I just wouldn't store the member pointer as a template argument:

template<class T, class Foo>
struct X {
    X(T Foo::*p): p(p) {}
    void operator()(Foo & f) {
        (f.*p) = 12 * (f.*p);   // simple example. could be more complex `operator()`
    }
private:
    T Foo::*p;
};

template <class T, class Foo>
X<T, Foo> MakeX(T Foo::*p)
{
    return p;
}

I don't think it is possible to deduce the types with your approach: you can't use a pointer-to-member passed to a function which is where the type deduction occurs.

Edit: There may be macro-based solutions, though.

For example, you can make a class to create X instances, like this:

template <class T, class Foo>
struct XMaker
{
    template <T Foo::*p>
    X<T, Foo, p> make() { return X<T, Foo, p>(); }
};

Now, you can create a make... function to deduce T and Foo:

template <class T, class Foo>
XMaker<T, Foo> make_x_maker(T Foo::*)
{
    return XMaker<T, Foo>();
}

Which makes it possible to write a macro like:

#define CREATE_X(member) make_x_maker(member).make<member>()

Usage:

std::for_each(cont.begin(), cont.end(), CREATE_X(&FF::r) );

Answer 2

I don't think it's possible to reduce the number of template arguments you have to specify if you want an arbitraty member function pointer to be a template argument.

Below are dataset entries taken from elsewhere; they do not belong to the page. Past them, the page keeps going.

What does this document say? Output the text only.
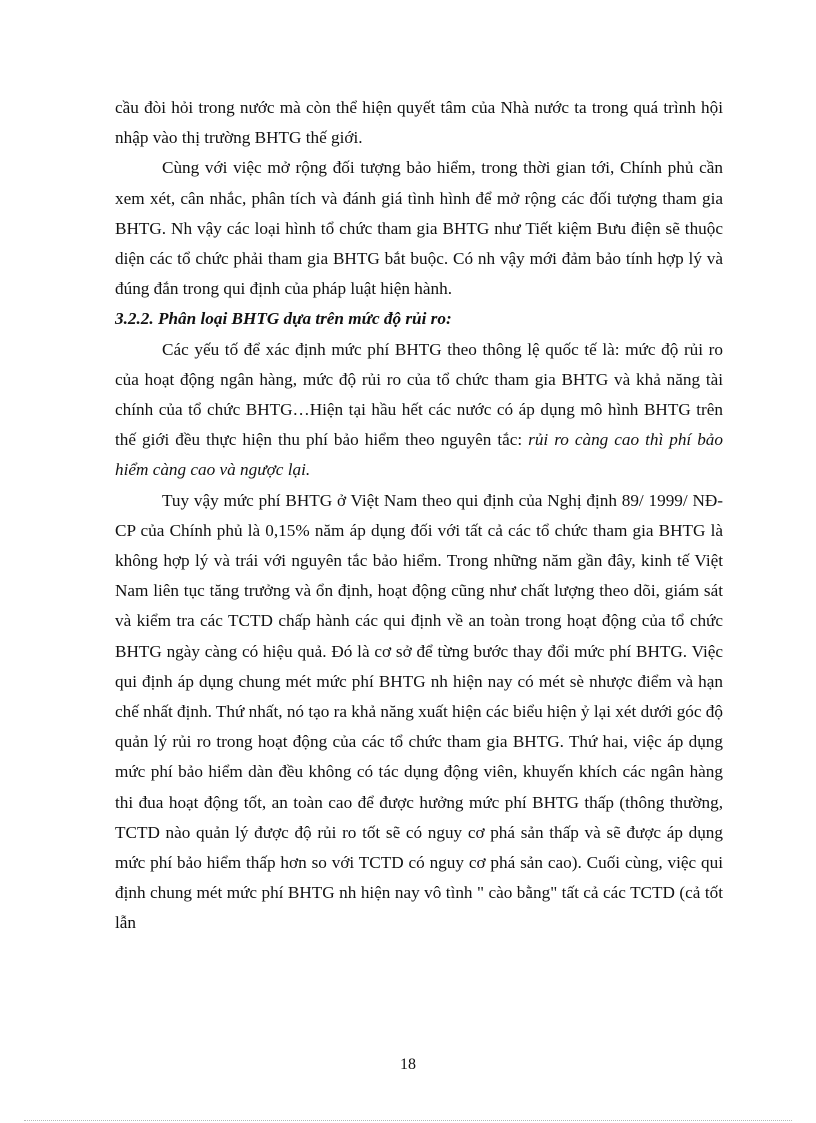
cầu đòi hỏi trong nước mà còn thể hiện quyết tâm của Nhà nước ta trong quá trình hội nhập vào thị trường BHTG thế giới.

Cùng với việc mở rộng đối tượng bảo hiểm, trong thời gian tới, Chính phủ cần xem xét, cân nhắc, phân tích và đánh giá tình hình để mở rộng các đối tượng tham gia BHTG. Nh vậy các loại hình tổ chức tham gia BHTG như Tiết kiệm Bưu điện sẽ thuộc diện các tổ chức phải tham gia BHTG bắt buộc. Có nh vậy mới đảm bảo tính hợp lý và đúng đắn trong qui định của pháp luật hiện hành.

3.2.2. Phân loại BHTG dựa trên mức độ rủi ro:

Các yếu tố để xác định mức phí BHTG theo thông lệ quốc tế là: mức độ rủi ro của hoạt động ngân hàng, mức độ rủi ro của tổ chức tham gia BHTG và khả năng tài chính của tổ chức BHTG…Hiện tại hầu hết các nước có áp dụng mô hình BHTG trên thế giới đều thực hiện thu phí bảo hiểm theo nguyên tắc: rủi ro càng cao thì phí bảo hiểm càng cao và ngược lại.

Tuy vậy mức phí BHTG ở Việt Nam theo qui định của Nghị định 89/ 1999/ NĐ-CP của Chính phủ là 0,15% năm áp dụng đối với tất cả các tổ chức tham gia BHTG là không hợp lý và trái với nguyên tắc bảo hiểm. Trong những năm gần đây, kinh tế Việt Nam liên tục tăng trưởng và ổn định, hoạt động cũng như chất lượng theo dõi, giám sát và kiểm tra các TCTD chấp hành các qui định về an toàn trong hoạt động của tổ chức BHTG ngày càng có hiệu quả. Đó là cơ sở để từng bước thay đổi mức phí BHTG. Việc qui định áp dụng chung mét mức phí BHTG nh hiện nay có mét sè nhược điểm và hạn chế nhất định. Thứ nhất, nó tạo ra khả năng xuất hiện các biểu hiện ỷ lại xét dưới góc độ quản lý rủi ro trong hoạt động của các tổ chức tham gia BHTG. Thứ hai, việc áp dụng mức phí bảo hiểm dàn đều không có tác dụng động viên, khuyến khích các ngân hàng thi đua hoạt động tốt, an toàn cao để được hưởng mức phí BHTG thấp (thông thường, TCTD nào quản lý được độ rủi ro tốt sẽ có nguy cơ phá sản thấp và sẽ được áp dụng mức phí bảo hiểm thấp hơn so với TCTD có nguy cơ phá sản cao). Cuối cùng, việc qui định chung mét mức phí BHTG nh hiện nay vô tình " cào bằng" tất cả các TCTD (cả tốt lẫn

18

Instead of member function pointers you could use a normal type parameter for a functor that extracts a reference:

template<typename Func>
class X
{
public:
    explicit X(Func f = Func()) : f(f) {}

    template<class K>
    void operator()(K & k) const {
       f(k) = 12 * f(k);
    }
private:
    Func f;
};

Then, you still have the option to use a special functor that directly accesses a certain member (if you think this provides better performance), or use a more general accessor functor that does so with a member function pointer as a member.

Answer 3

The best solution is to use polymorphism. But if you need to stick with templates, a simplified solution is this:

template<class Foo>
struct X 
{
  void operator()(Foo& f) 
  {
    f.set_second(12 * f.get_first());
  }
};

struct FF
{
  int m;
  int r;

  void set_second(int s)
  {
    r = s;
  }
  int get_first() const
  {
    return m;
  }
};

typedef X<FF> FF_X;

void testforx()
{
  std::vector<FF> cont(5);
  std::for_each(cont.begin(), cont.end(), FF_X() );
}

kind of static polymorphism. I don't think this is bad as you already assume that members of class Foo will respond to arithmetic operators.

Answer 4

I would have one question: do you really need to specify all those arguments ?

struct XR
{
  template <class Foo>
  void operator()(Foo& foo) const { foo.r = 12 * foo.r; }
};

This works, there is no need for an extra make method it just works:

void testforx()
{
  std::vector<FF> cont(5);
  std::for_each(cont.begin(), cont.end(), XR()); 
}

I prefer not to be TOO generic when I create templates.

If you need to have a more complex operator(), you can always do some heavy lifting INSIDE it.

Also, you may consider Boost.Bind, if you really wish to extract pointer functions and references to attributes.

EDIT:

I have an idea, that will be a bit different and does not involve any macro magic, nor even any metaprogramming magic.

Why not simply use a typedef and be done with it ?

Okay, may be not as automated as you wish... but you have only to type this once, after all.

typedef X<int,FF,&FF::m> X_FF_m; // once

std::for_each(cont.begin(), cont.end(), X_FF_m() );

Seems less typing than

std::for_each(cont.begin(), cont.end(), createX<&FF::m>());

repeated over and over.

I barely use naked templates in my code, I prefer to typedef them to improve readability.